O grande fosso que separa ricos e pobres em todo o mundo está aumentando e em boa parte graças à Internet. Essa é uma das várias conclusões perturbadoras, algumas até chocantes, de um extenso e primoroso relatório de 260 páginas produzido pelo Programa das Nações Unidas para o Desenvolvimento (PNUD), que será divulgado oficialmente nesta segunda-feira 12, em Londres. O tema principal do texto é a globalização, cuja tendência de favorecer o lucro e não as pessoas é atacada pela organização. "Os mercados foram autorizados a dominar o processo e assim os benefícios e as oportunidades não têm sido divididos igualmente". Resultado: "Uma polarização grotesca e perigosa entre as pessoas e países que se beneficiam do sistema e aqueles que são meros receptores passivos dos seus efeitos." Tal relatório, produto de dois anos de trabalho e divulgado anualmente, é mais conhecido por definir um ranking que já criou polêmica no passado: ele mede a colocação de todos os países de acordo com o Índice de Desenvolvimento Humano (IDH), que afere a situação de bem-estar de cada povo. Este ano o Brasil caiu para o 79º lugar. O Canadá, pelo sexto ano consecutivo, ficou em primeiro e os Estados Unidos em terceiro.
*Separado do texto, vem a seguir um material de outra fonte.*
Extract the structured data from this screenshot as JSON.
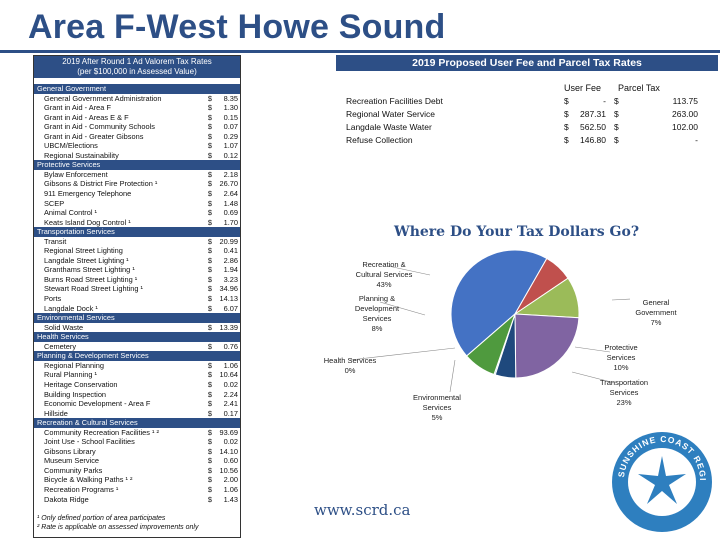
{
  "title": "Area F-West Howe Sound",
  "left_panel": {
    "heading_line1": "2019 After Round 1 Ad Valorem Tax Rates",
    "heading_line2": "(per $100,000 in Assessed Value)",
    "rows": [
      {
        "type": "cat",
        "label": "General Government"
      },
      {
        "type": "item",
        "label": "General Government Administration",
        "dollar": "$",
        "value": "8.35"
      },
      {
        "type": "item",
        "label": "Grant in Aid - Area F",
        "dollar": "$",
        "value": "1.30"
      },
      {
        "type": "item",
        "label": "Grant in Aid - Areas E & F",
        "dollar": "$",
        "value": "0.15"
      },
      {
        "type": "item",
        "label": "Grant in Aid - Community Schools",
        "dollar": "$",
        "value": "0.07"
      },
      {
        "type": "item",
        "label": "Grant in Aid - Greater Gibsons",
        "dollar": "$",
        "value": "0.29"
      },
      {
        "type": "item",
        "label": "UBCM/Elections",
        "dollar": "$",
        "value": "1.07"
      },
      {
        "type": "item",
        "label": "Regional Sustainability",
        "dollar": "$",
        "value": "0.12"
      },
      {
        "type": "cat",
        "label": "Protective Services"
      },
      {
        "type": "item",
        "label": "Bylaw Enforcement",
        "dollar": "$",
        "value": "2.18"
      },
      {
        "type": "item",
        "label": "Gibsons & District Fire Protection ¹",
        "dollar": "$",
        "value": "26.70"
      },
      {
        "type": "item",
        "label": "911 Emergency Telephone",
        "dollar": "$",
        "value": "2.64"
      },
      {
        "type": "item",
        "label": "SCEP",
        "dollar": "$",
        "value": "1.48"
      },
      {
        "type": "item",
        "label": "Animal Control ¹",
        "dollar": "$",
        "value": "0.69"
      },
      {
        "type": "item",
        "label": "Keats Island Dog Control ¹",
        "dollar": "$",
        "value": "1.70"
      },
      {
        "type": "cat",
        "label": "Transportation Services"
      },
      {
        "type": "item",
        "label": "Transit",
        "dollar": "$",
        "value": "20.99"
      },
      {
        "type": "item",
        "label": "Regional Street Lighting",
        "dollar": "$",
        "value": "0.41"
      },
      {
        "type": "item",
        "label": "Langdale Street Lighting ¹",
        "dollar": "$",
        "value": "2.86"
      },
      {
        "type": "item",
        "label": "Granthams Street Lighting ¹",
        "dollar": "$",
        "value": "1.94"
      },
      {
        "type": "item",
        "label": "Burns Road Street Lighting ¹",
        "dollar": "$",
        "value": "3.23"
      },
      {
        "type": "item",
        "label": "Stewart Road Street Lighting ¹",
        "dollar": "$",
        "value": "34.96"
      },
      {
        "type": "item",
        "label": "Ports",
        "dollar": "$",
        "value": "14.13"
      },
      {
        "type": "item",
        "label": "Langdale Dock ¹",
        "dollar": "$",
        "value": "6.07"
      },
      {
        "type": "cat",
        "label": "Environmental Services"
      },
      {
        "type": "item",
        "label": "Solid Waste",
        "dollar": "$",
        "value": "13.39"
      },
      {
        "type": "cat",
        "label": "Health Services"
      },
      {
        "type": "item",
        "label": "Cemetery",
        "dollar": "$",
        "value": "0.76"
      },
      {
        "type": "cat",
        "label": "Planning & Development Services"
      },
      {
        "type": "item",
        "label": "Regional Planning",
        "dollar": "$",
        "value": "1.06"
      },
      {
        "type": "item",
        "label": "Rural Planning ¹",
        "dollar": "$",
        "value": "10.64"
      },
      {
        "type": "item",
        "label": "Heritage Conservation",
        "dollar": "$",
        "value": "0.02"
      },
      {
        "type": "item",
        "label": "Building Inspection",
        "dollar": "$",
        "value": "2.24"
      },
      {
        "type": "item",
        "label": "Economic Development - Area F",
        "dollar": "$",
        "value": "2.41"
      },
      {
        "type": "item",
        "label": "Hillside",
        "dollar": "$",
        "value": "0.17"
      },
      {
        "type": "cat",
        "label": "Recreation & Cultural Services"
      },
      {
        "type": "item",
        "label": "Community Recreation Facilities ¹ ²",
        "dollar": "$",
        "value": "93.69"
      },
      {
        "type": "item",
        "label": "Joint Use - School Facilities",
        "dollar": "$",
        "value": "0.02"
      },
      {
        "type": "item",
        "label": "Gibsons Library",
        "dollar": "$",
        "value": "14.10"
      },
      {
        "type": "item",
        "label": "Museum Service",
        "dollar": "$",
        "value": "0.60"
      },
      {
        "type": "item",
        "label": "Community Parks",
        "dollar": "$",
        "value": "10.56"
      },
      {
        "type": "item",
        "label": "Bicycle & Walking Paths ¹ ²",
        "dollar": "$",
        "value": "2.00"
      },
      {
        "type": "item",
        "label": "Recreation Programs ¹",
        "dollar": "$",
        "value": "1.06"
      },
      {
        "type": "item",
        "label": "Dakota Ridge",
        "dollar": "$",
        "value": "1.43"
      }
    ],
    "footnote1": "¹ Only defined portion of area participates",
    "footnote2": "² Rate is applicable on assessed improvements only"
  },
  "fee_panel": {
    "heading": "2019 Proposed User Fee and Parcel Tax Rates",
    "col_user_fee": "User Fee",
    "col_parcel_tax": "Parcel Tax",
    "rows": [
      {
        "label": "Recreation Facilities Debt",
        "fee_dollar": "$",
        "fee": "-",
        "tax_dollar": "$",
        "tax": "113.75"
      },
      {
        "label": "Regional Water Service",
        "fee_dollar": "$",
        "fee": "287.31",
        "tax_dollar": "$",
        "tax": "263.00"
      },
      {
        "label": "Langdale Waste Water",
        "fee_dollar": "$",
        "fee": "562.50",
        "tax_dollar": "$",
        "tax": "102.00"
      },
      {
        "label": "Refuse Collection",
        "fee_dollar": "$",
        "fee": "146.80",
        "tax_dollar": "$",
        "tax": "-"
      }
    ]
  },
  "chart_data": {
    "type": "pie",
    "title": "Where Do Your Tax Dollars Go?",
    "slices": [
      {
        "label_line1": "Recreation &",
        "label_line2": "Cultural Services",
        "label_line3": "43%",
        "value": 43,
        "color": "#4472c4"
      },
      {
        "label_line1": "General",
        "label_line2": "Government",
        "label_line3": "7%",
        "value": 7,
        "color": "#c0504d"
      },
      {
        "label_line1": "Protective",
        "label_line2": "Services",
        "label_line3": "10%",
        "value": 10,
        "color": "#9bbb59"
      },
      {
        "label_line1": "Transportation",
        "label_line2": "Services",
        "label_line3": "23%",
        "value": 23,
        "color": "#8064a2"
      },
      {
        "label_line1": "Environmental",
        "label_line2": "Services",
        "label_line3": "5%",
        "value": 5,
        "color": "#1f497d"
      },
      {
        "label_line1": "Health Services",
        "label_line2": "0%",
        "label_line3": "",
        "value": 0.3,
        "color": "#4bacc6"
      },
      {
        "label_line1": "Planning &",
        "label_line2": "Development",
        "label_line3": "Services",
        "label_line4": "8%",
        "value": 8,
        "color": "#4f9a3e"
      }
    ]
  },
  "url": "www.scrd.ca",
  "logo_text": "SUNSHINE COAST REGIONAL DISTRICT",
  "colors": {
    "brand": "#2d4f86"
  }
}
No relatório do ano passado o Brasil havia ficado em 62º lugar. Mas isso não quer dizer que o país tenha piorado. Acontece que a metodologia do índice foi mudada. Contratou-se o Prêmio Nobel de Economia de 1998, Amartya Sem, para definir uma fórmula que considerasse outras duas dimensões, a da saúde e da educação, além da econômica tradicional. Todas são computadas com o mesmo peso. Se o cálculo do índice tivesse permanecido como era, o Brasil saltaria para 60º lugar. Segundo o relatório, somente a quinta parte da população do mundo que vive nos países de maior renda detém hoje 86% do PIB mundial, 82% dos mercados de exportação, 68% do investimento direto e 74% das linhas telefônicas. Por outro lado, a quinta parte que vive nos países mais pobres detém apenas 1% de cada um desses indicadores.
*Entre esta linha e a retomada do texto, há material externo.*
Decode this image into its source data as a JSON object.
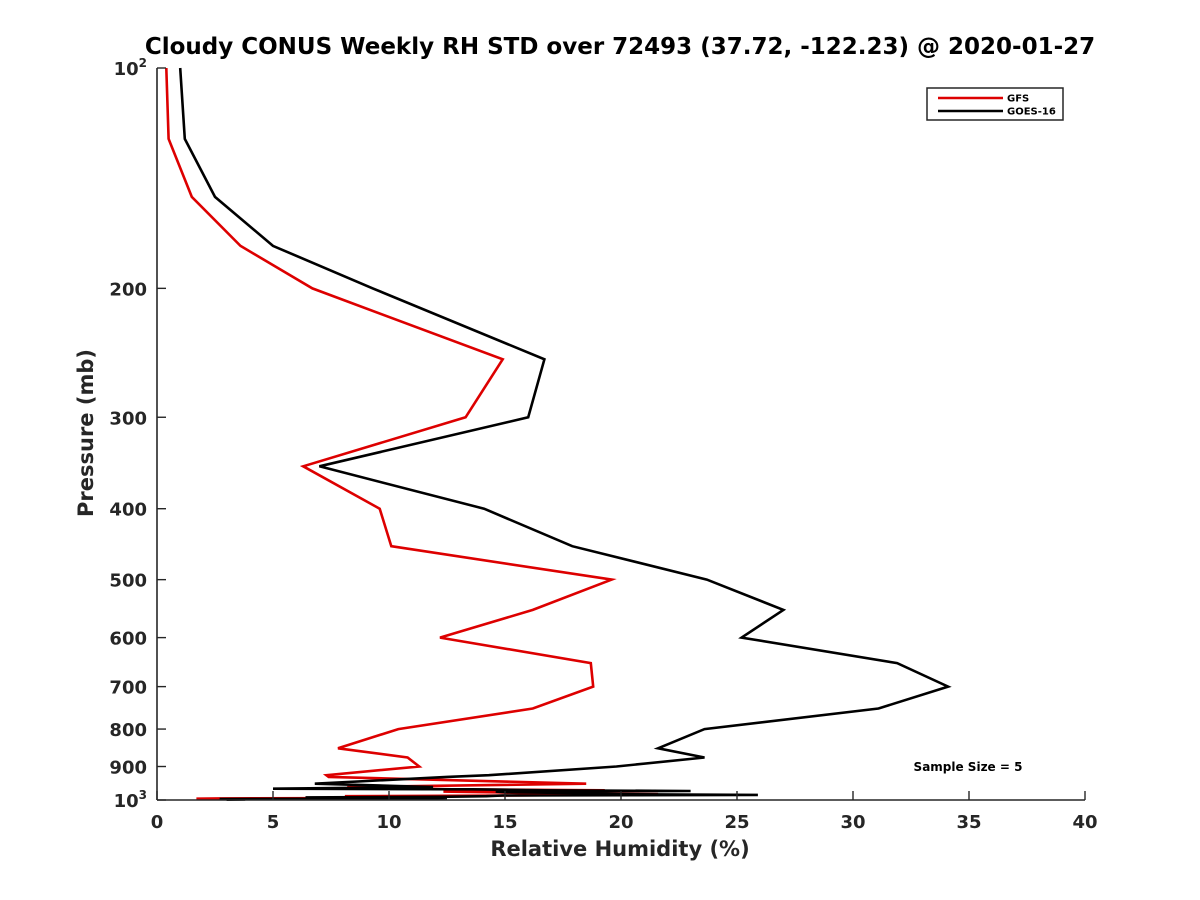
{
  "chart_data": {
    "type": "line",
    "title": "Cloudy CONUS Weekly RH STD over 72493 (37.72, -122.23) @ 2020-01-27",
    "xlabel": "Relative Humidity (%)",
    "ylabel": "Pressure (mb)",
    "xlim": [
      0,
      40
    ],
    "ylim": [
      100,
      1000
    ],
    "y_scale": "log",
    "y_reversed": true,
    "x_ticks": [
      "0",
      "5",
      "10",
      "15",
      "20",
      "25",
      "30",
      "35",
      "40"
    ],
    "y_ticks": [
      {
        "value": 100,
        "label": "10",
        "sup": "2"
      },
      {
        "value": 200,
        "label": "200"
      },
      {
        "value": 300,
        "label": "300"
      },
      {
        "value": 400,
        "label": "400"
      },
      {
        "value": 500,
        "label": "500"
      },
      {
        "value": 600,
        "label": "600"
      },
      {
        "value": 700,
        "label": "700"
      },
      {
        "value": 800,
        "label": "800"
      },
      {
        "value": 900,
        "label": "900"
      },
      {
        "value": 1000,
        "label": "10",
        "sup": "3"
      }
    ],
    "legend_position": "top-right",
    "grid": false,
    "annotation": "Sample Size = 5",
    "series": [
      {
        "name": "GFS",
        "color": "#dd0000",
        "points": [
          [
            0.4,
            100
          ],
          [
            0.5,
            125
          ],
          [
            1.5,
            150
          ],
          [
            3.6,
            175
          ],
          [
            6.7,
            200
          ],
          [
            14.9,
            250
          ],
          [
            13.3,
            300
          ],
          [
            6.3,
            350
          ],
          [
            9.6,
            400
          ],
          [
            10.1,
            450
          ],
          [
            19.6,
            500
          ],
          [
            16.2,
            550
          ],
          [
            12.2,
            600
          ],
          [
            18.7,
            650
          ],
          [
            18.8,
            700
          ],
          [
            16.2,
            750
          ],
          [
            10.4,
            800
          ],
          [
            7.8,
            850
          ],
          [
            10.8,
            875
          ],
          [
            11.3,
            900
          ],
          [
            7.3,
            925
          ],
          [
            7.4,
            930
          ],
          [
            18.5,
            950
          ],
          [
            8.2,
            960
          ],
          [
            11.3,
            965
          ],
          [
            12.7,
            967
          ],
          [
            19.3,
            970
          ],
          [
            12.4,
            972
          ],
          [
            12.4,
            974
          ],
          [
            14.6,
            976
          ],
          [
            15.6,
            978
          ],
          [
            15.8,
            980
          ],
          [
            21.6,
            982
          ],
          [
            17.9,
            984
          ],
          [
            15.1,
            986
          ],
          [
            8.1,
            988
          ],
          [
            8.3,
            990
          ],
          [
            10.5,
            992
          ],
          [
            10.9,
            993
          ],
          [
            9.6,
            994
          ],
          [
            2.7,
            995
          ],
          [
            1.7,
            996
          ],
          [
            3.1,
            997
          ]
        ]
      },
      {
        "name": "GOES-16",
        "color": "#000000",
        "points": [
          [
            1.0,
            100
          ],
          [
            1.2,
            125
          ],
          [
            2.5,
            150
          ],
          [
            5.0,
            175
          ],
          [
            9.3,
            200
          ],
          [
            16.7,
            250
          ],
          [
            16.0,
            300
          ],
          [
            7.0,
            350
          ],
          [
            14.1,
            400
          ],
          [
            17.9,
            450
          ],
          [
            23.7,
            500
          ],
          [
            27.0,
            550
          ],
          [
            25.2,
            600
          ],
          [
            31.9,
            650
          ],
          [
            34.1,
            700
          ],
          [
            31.1,
            750
          ],
          [
            23.6,
            800
          ],
          [
            21.6,
            850
          ],
          [
            23.6,
            875
          ],
          [
            19.8,
            900
          ],
          [
            14.3,
            925
          ],
          [
            12.5,
            930
          ],
          [
            6.8,
            950
          ],
          [
            11.9,
            960
          ],
          [
            5.0,
            965
          ],
          [
            13.6,
            967
          ],
          [
            16.7,
            970
          ],
          [
            23.0,
            972
          ],
          [
            14.6,
            974
          ],
          [
            15.1,
            976
          ],
          [
            18.0,
            978
          ],
          [
            18.6,
            980
          ],
          [
            19.9,
            982
          ],
          [
            25.9,
            984
          ],
          [
            14.9,
            986
          ],
          [
            14.2,
            988
          ],
          [
            12.3,
            990
          ],
          [
            6.4,
            992
          ],
          [
            10.5,
            993
          ],
          [
            12.5,
            994
          ],
          [
            11.2,
            995
          ],
          [
            8.4,
            996
          ],
          [
            2.7,
            997
          ],
          [
            3.8,
            998
          ],
          [
            3.0,
            999
          ]
        ]
      }
    ]
  }
}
Em relação à Internet, a mais nova vilã nesse processo de exclusão brutal, os números são ainda mais fortes: 88% dos usuários da web vivem em países ricos que, conjuntamente, representam apenas 17% da população mundial. "O usuário típico da Internet em todo o mundo é homem, tem menos de 35 anos, educação universitária, renda elevada, vive na zona urbana e fala inglês." O relatório também diz que "a elaboração de programas para computador e a descoberta de códigos genéticos substituíram a procura de ouro, a conquista de terras ou o domínio das máquinas, como caminhos para o poder econômico". Para assegurar que os benefícios tecnológicos nas comunicações sejam verdadeiramente globais, o relatório sugere até mesmo a criação do "imposto bit", que financiaria os recursos para essa universalização. Seria cobrado um centavo de dólar sobre cada 100 mensagens eletrônicas enviadas pela Internet –, o que daria uma receita de US$ 70 bilhões por ano.
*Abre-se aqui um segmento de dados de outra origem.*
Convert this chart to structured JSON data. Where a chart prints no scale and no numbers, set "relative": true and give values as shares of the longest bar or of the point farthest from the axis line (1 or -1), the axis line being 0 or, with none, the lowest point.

Numa crítica direta ao fluxo incontrolável de capitais – que hoje se beneficiam tremendamente da Internet –, o relatório lembra que a crise financeira na Ásia Oriental, com fuga maciça e instantânea de capitais, reduziu a produção mundial em cerca de US$ 2 trilhões e desempregou milhões de pessoas. Para evitar que isso volte a acontecer, o relatório prega entre outras medidas a criação de um banco central mundial. Na avaliação dos técnicos da ONU, o aprofundamento da pobreza favorece o crescimento do crime organizado, formado por "oportunistas empreendedores e imaginativos", beneficiários da globalização. "O faturamento das seis principais máfias internacionais já movimenta o equivalente a US$ 1,5 trilhão ao ano, no tráfico de drogas, armas, trabalho, mercadorias e lavagem de dinheiro."

 

Câmera lenta No aspecto cultural, o trabalho avalia que boa parte da população do mundo é ameaçada pelo fluxo predominante de produtos de entretenimento dos Estados Unidos, maior indústria exportadora do país. Curiosamente, um dos maiores patrocinadores individuais da ONU é o magnata Ted Turner, um dos donos da rede de tevê CNN. Ele aparece no relatório como autor de uma contribuição especial, também criticando o descompasso entre a expansão econômica e o combate à pobreza no mundo. "É como se a globalização estivesse avançando rapidamente e a capacidade mundial de compreendê-la e reagir a ela estivesse em câmera lenta."